The nouvelle revolution is not limited to small farms and city backyards. There are ranchers who raise lambs strictly for the better restaurants; specialists in squab, ducks and range-fed chickens, and perhaps the hottest “new” farming, aquaculture.

Although specialty growers are happy to sell to wholesalers or to the public at farmers markets, most of them know that restaurants will compete for the new, the different, even the bizarre (blue potatoes, purple peppers, white eggplant--foods with no particular taste distinctions, merely pretty colors).

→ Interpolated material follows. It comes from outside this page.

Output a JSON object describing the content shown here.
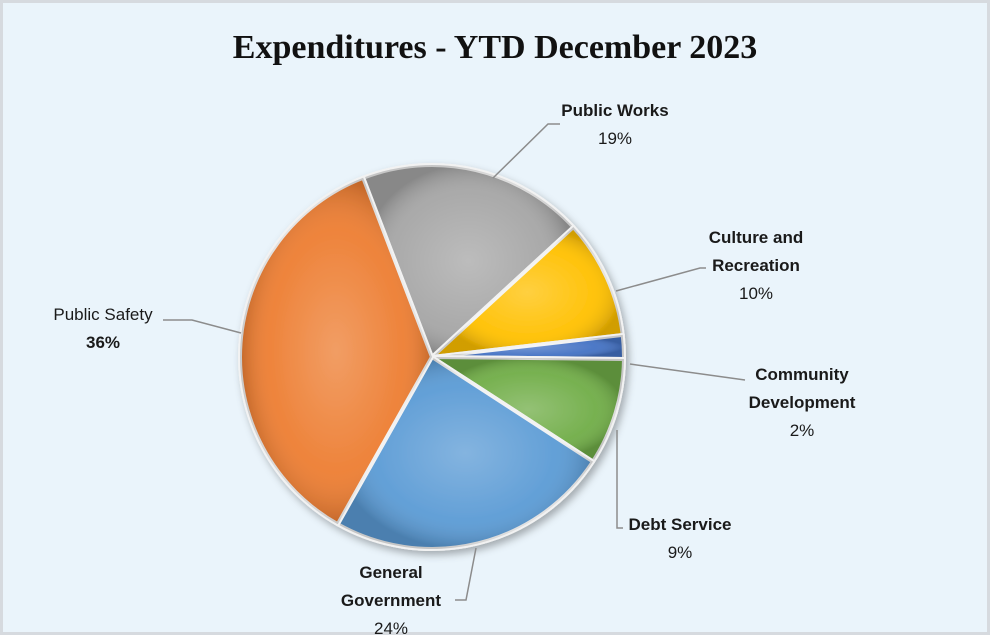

“Newness is very important” to Bocca chef Matthew Antonvich, the same man who occasionally harvests Scott Murray’s weeds. “Vegetables are very seasonal,” he added. “I plan my menus according to what’s available, experimenting with new things, not traditional. The more new things you come up with, the better.” But demand is not constant, as duck and squab growers can tell you. Two years ago the birds were on every other restaurant menu, but now fish is more the fashion.

Other problems facing farmers in the Southland may prove more overwhelming than unpredictable taste trends. The population growth threatens to appropriate every inch of arable land for residential developments, and there is always the smog. Plants, like people, do not thrive in smog.

But for now, small growers are reaping more than they sow. “I figure I get 80%,” Gianetta said. “The rest I lose to weather and bugs. That’s not too bad.”